Karim El Ahmadi bossed Jack Wilshere, while Fabian Delph and Ashley Westwood plotted Arsenal's downfall from deep.
Last season, Villa conceded late on to lose 2-1 at the Emirates but once Benteke had rolled in his second there was little doubt they would stand firm.
Arsenal were out of ideas following the striker's second-half penalty, which came after the electric Gabby Agbonlahor went down under Koscielny's challenge.
Starved of space by Villa's excellent midfield trio and put on the back foot by their front three, Arsenal looked a hollow shadow of their former selves.
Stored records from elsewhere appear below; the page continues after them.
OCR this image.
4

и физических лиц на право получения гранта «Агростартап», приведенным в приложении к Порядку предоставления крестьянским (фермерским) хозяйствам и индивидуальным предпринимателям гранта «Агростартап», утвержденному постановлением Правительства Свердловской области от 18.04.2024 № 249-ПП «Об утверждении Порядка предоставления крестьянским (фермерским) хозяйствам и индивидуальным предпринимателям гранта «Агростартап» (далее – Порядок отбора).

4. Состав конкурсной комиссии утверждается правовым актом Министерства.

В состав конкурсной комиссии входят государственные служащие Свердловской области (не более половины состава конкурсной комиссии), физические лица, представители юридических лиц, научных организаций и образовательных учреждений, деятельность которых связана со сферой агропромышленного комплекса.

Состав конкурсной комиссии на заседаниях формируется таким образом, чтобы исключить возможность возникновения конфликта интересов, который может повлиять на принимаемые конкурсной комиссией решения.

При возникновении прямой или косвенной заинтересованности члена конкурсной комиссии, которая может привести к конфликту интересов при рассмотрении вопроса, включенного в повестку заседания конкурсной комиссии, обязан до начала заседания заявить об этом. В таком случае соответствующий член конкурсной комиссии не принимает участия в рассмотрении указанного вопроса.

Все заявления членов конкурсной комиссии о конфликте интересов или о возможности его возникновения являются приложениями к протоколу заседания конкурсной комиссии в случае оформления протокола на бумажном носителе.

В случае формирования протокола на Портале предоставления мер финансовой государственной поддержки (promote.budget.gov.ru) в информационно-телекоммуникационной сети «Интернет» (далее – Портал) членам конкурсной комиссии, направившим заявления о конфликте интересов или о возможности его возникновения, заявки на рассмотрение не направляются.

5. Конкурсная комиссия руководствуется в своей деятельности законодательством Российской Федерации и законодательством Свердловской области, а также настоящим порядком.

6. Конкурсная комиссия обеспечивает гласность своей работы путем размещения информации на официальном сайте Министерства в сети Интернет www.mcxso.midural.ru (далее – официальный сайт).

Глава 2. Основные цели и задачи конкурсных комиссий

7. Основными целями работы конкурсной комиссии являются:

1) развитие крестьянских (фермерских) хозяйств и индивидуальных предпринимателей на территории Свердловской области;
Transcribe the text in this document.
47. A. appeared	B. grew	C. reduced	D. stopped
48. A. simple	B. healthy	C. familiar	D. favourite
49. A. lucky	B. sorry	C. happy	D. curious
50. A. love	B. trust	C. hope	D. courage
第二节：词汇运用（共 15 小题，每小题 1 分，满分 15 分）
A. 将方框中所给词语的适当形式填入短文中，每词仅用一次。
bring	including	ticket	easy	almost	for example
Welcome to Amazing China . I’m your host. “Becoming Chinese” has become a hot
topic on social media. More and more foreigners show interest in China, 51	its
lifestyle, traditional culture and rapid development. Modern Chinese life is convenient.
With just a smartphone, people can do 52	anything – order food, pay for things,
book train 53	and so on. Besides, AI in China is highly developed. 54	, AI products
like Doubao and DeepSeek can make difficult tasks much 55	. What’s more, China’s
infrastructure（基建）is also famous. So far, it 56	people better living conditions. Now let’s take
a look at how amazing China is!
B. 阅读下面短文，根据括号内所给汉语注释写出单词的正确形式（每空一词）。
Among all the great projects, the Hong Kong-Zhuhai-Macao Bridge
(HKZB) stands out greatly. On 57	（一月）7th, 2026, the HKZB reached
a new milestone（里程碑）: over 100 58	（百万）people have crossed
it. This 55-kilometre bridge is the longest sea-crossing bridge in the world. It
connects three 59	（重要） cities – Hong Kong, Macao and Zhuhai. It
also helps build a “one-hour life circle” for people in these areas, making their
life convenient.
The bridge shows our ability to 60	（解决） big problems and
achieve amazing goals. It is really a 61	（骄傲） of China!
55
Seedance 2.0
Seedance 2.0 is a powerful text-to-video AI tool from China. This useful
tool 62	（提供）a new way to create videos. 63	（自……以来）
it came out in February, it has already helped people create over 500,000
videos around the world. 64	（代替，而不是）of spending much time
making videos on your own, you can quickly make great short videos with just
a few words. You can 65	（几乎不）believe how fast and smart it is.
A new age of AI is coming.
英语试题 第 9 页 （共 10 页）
There was little enterprise from the hosts – all of it coming from Villa once Agbonlahor had taken control. He enhanced his England credentials with a scintillating performance.
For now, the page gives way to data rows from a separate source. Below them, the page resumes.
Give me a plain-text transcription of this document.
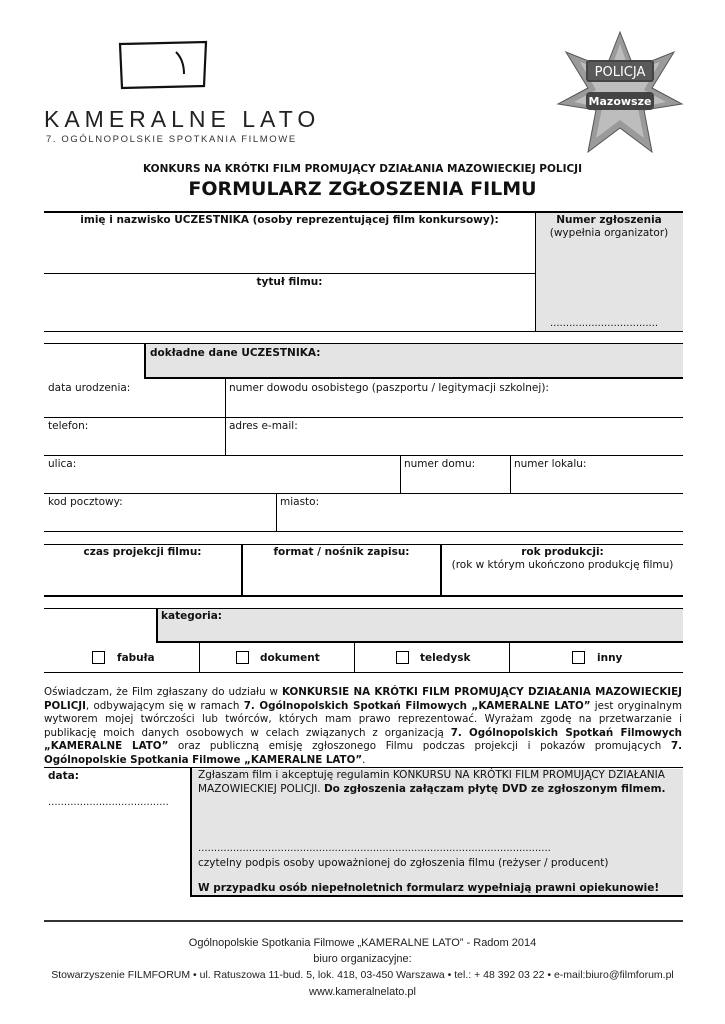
KAMERALNE LATO
7. OGÓLNOPOLSKIE SPOTKANIA FILMOWE
POLICJA
Mazowsze
KONKURS NA KRÓTKI FILM PROMUJĄCY DZIAŁANIA MAZOWIECKIEJ POLICJI
FORMULARZ ZGŁOSZENIA FILMU
imię i nazwisko UCZESTNIKA (osoby reprezentującej film konkursowy):	Numer zgłoszenia
(wypełnia organizator)
..................................
tytuł filmu:
dokładne dane UCZESTNIKA:
data urodzenia:	numer dowodu osobistego (paszportu / legitymacji szkolnej):
telefon:	adres e-mail:
ulica:	numer domu:	numer lokalu:
kod pocztowy:	miasto:
czas projekcji filmu:	format / nośnik zapisu:	rok produkcji:
(rok w którym ukończono produkcję filmu)
kategoria:
fabuła	dokument	teledysk	inny
Oświadczam, że Film zgłaszany do udziału w KONKURSIE NA KRÓTKI FILM PROMUJĄCY DZIAŁANIA MAZOWIECKIEJ POLICJI, odbywającym się w ramach 7. Ogólnopolskich Spotkań Filmowych „KAMERALNE LATO” jest oryginalnym wytworem mojej twórczości lub twórców, których mam prawo reprezentować. Wyrażam zgodę na przetwarzanie i publikację moich danych osobowych w celach związanych z organizacją 7. Ogólnopolskich Spotkań Filmowych „KAMERALNE LATO” oraz publiczną emisję zgłoszonego Filmu podczas projekcji i pokazów promujących 7. Ogólnopolskie Spotkania Filmowe „KAMERALNE LATO”.
data:
......................................
Zgłaszam film i akceptuję regulamin KONKURSU NA KRÓTKI FILM PROMUJĄCY DZIAŁANIA MAZOWIECKIEJ POLICJI. Do zgłoszenia załączam płytę DVD ze zgłoszonym filmem.
...............................................................................................................
czytelny podpis osoby upoważnionej do zgłoszenia filmu (reżyser / producent)
W przypadku osób niepełnoletnich formularz wypełniają prawni opiekunowie!
Ogólnopolskie Spotkania Filmowe „KAMERALNE LATO” - Radom 2014
biuro organizacyjne:
Stowarzyszenie FILMFORUM • ul. Ratuszowa 11-bud. 5, lok. 418, 03-450 Warszawa • tel.: + 48 392 03 22 • e-mail:biuro@filmforum.pl
www.kameralnelato.pl
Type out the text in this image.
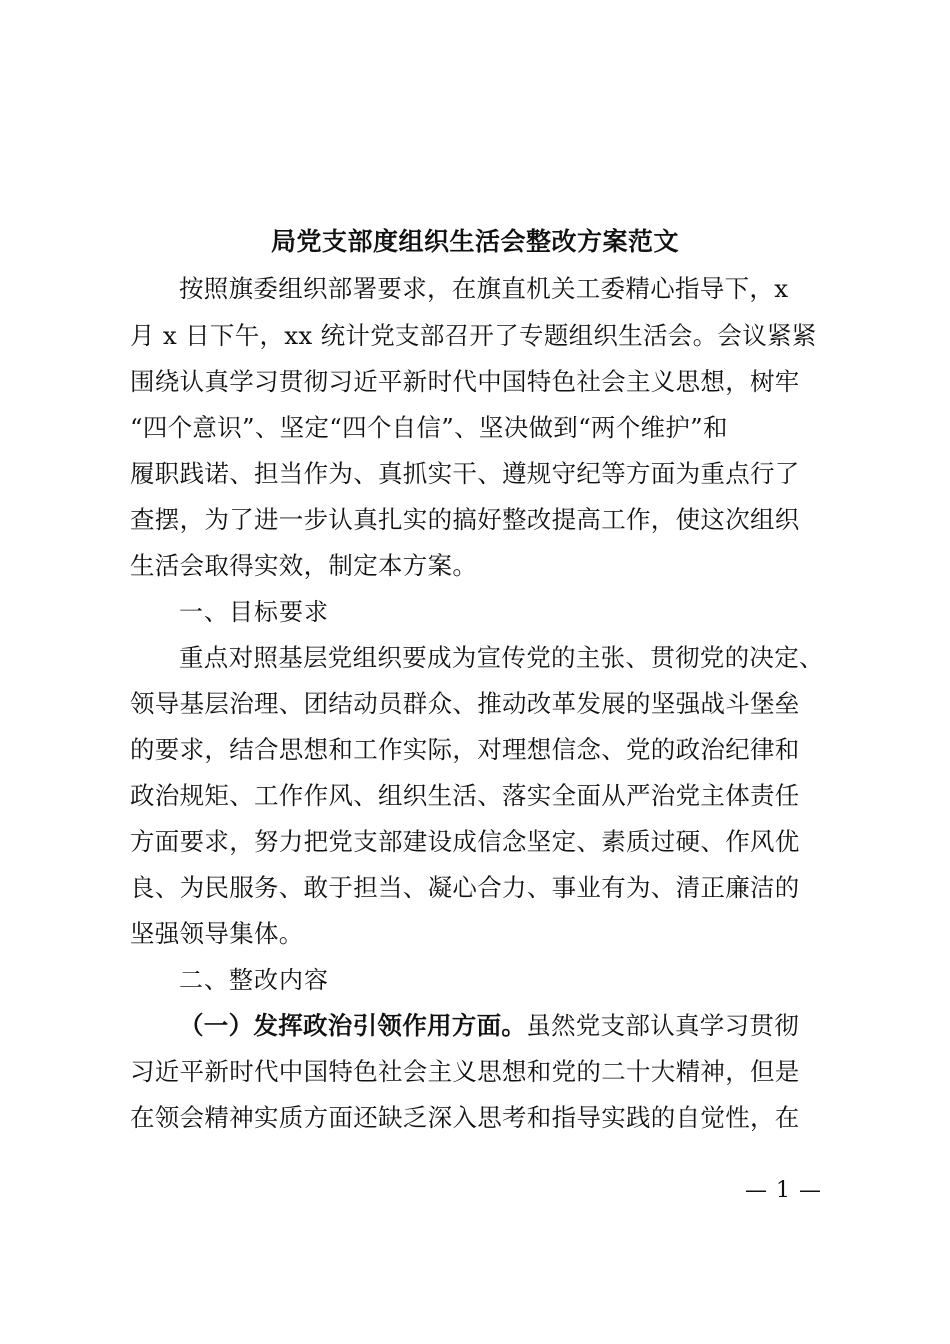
局党支部度组织生活会整改方案范文
按照旗委组织部署要求，在旗直机关工委精心指导下，x
月 x 日下午，xx 统计党支部召开了专题组织生活会。会议紧紧
围绕认真学习贯彻习近平新时代中国特色社会主义思想，树牢
“四个意识”、坚定“四个自信”、坚决做到“两个维护”和
履职践诺、担当作为、真抓实干、遵规守纪等方面为重点行了
查摆，为了进一步认真扎实的搞好整改提高工作，使这次组织
生活会取得实效，制定本方案。
一、目标要求
重点对照基层党组织要成为宣传党的主张、贯彻党的决定、
领导基层治理、团结动员群众、推动改革发展的坚强战斗堡垒
的要求，结合思想和工作实际，对理想信念、党的政治纪律和
政治规矩、工作作风、组织生活、落实全面从严治党主体责任
方面要求，努力把党支部建设成信念坚定、素质过硬、作风优
良、为民服务、敢于担当、凝心合力、事业有为、清正廉洁的
坚强领导集体。
二、整改内容
（一）发挥政治引领作用方面。虽然党支部认真学习贯彻
习近平新时代中国特色社会主义思想和党的二十大精神，但是
在领会精神实质方面还缺乏深入思考和指导实践的自觉性，在
— 1 —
In the striker Villa have a game changer and his driving runs to earn two penalties swung the match in their favour.
Lambert hailed him as 'unplayable' and Arsenal struggled to get near Villa's record Premier League goal scorer. When they did, they brought him down.
The boss talked up Agbonlahor's England chances and the striker has already made it clear he wants a recall.
His pace unsettled Arsenal, they had no answer, and he completed the triple threat with Benteke and Andi Weimann.
The 26-year-old has continued his form from the end of last season, where he scored six goals in the final nine games to help clinch Villa's survival.
Arsenal have failed to land a top striker – something Villa did when they tied down Benteke in the summer – and in Agbonlahor and Weimann they had a strike force the Gunners envied.
The trio kept Villa up last term and Lambert kept faith with the majority of that team, with only Luna handed his debut.
But after just six minutes of the new campaign fears of a long afternoon were abound when Arsenal took the lead.
Tomas Rosicky and Alex Oxlade-Chamberlain carved Villa apart on the right for the latter to cross for Giroud to tap in.
That was as good as it got for the Gunners as Villa recovered from losing Nathan Baker to an ankle injury and levelled on 21 minutes with their first serious attack.
Agbonlahor's pace sliced Arsenal open as he glided past three challenges only to be upended by Wojciech Szczesny.
The keeper was booked and saved Benteke's penalty only for the striker to nod in the rebound.
The Gunners' customary cool disappeared as Villa grew into the game, their confidence shutting down Arsenal's slick passing game.
They almost took the lead just after the break when Delph's 20-yard drive smacked the inside of the post.
Ten minutes later it was 2-1 though when Agbonlahor robbed Santi Cazorla, screamed into the area and went down under Koscielny's challenge.
The defender looked to have got a touch on the ball and amid Arsenal's fury, Benteke rolled in the penalty.
Koscielny then walked for a second yellow after a challenge on Weimann.
First Rosicky was denied by Brad Guzan and the keeper then brilliantly, instinctively, turned Cazorla's volley onto the bar.
Villa wrapped up victory four minutes from time when Weimann found Luna on the counter attack to fire past Szczesny. Fears proved unfounded and now Villa can return to London undaunted.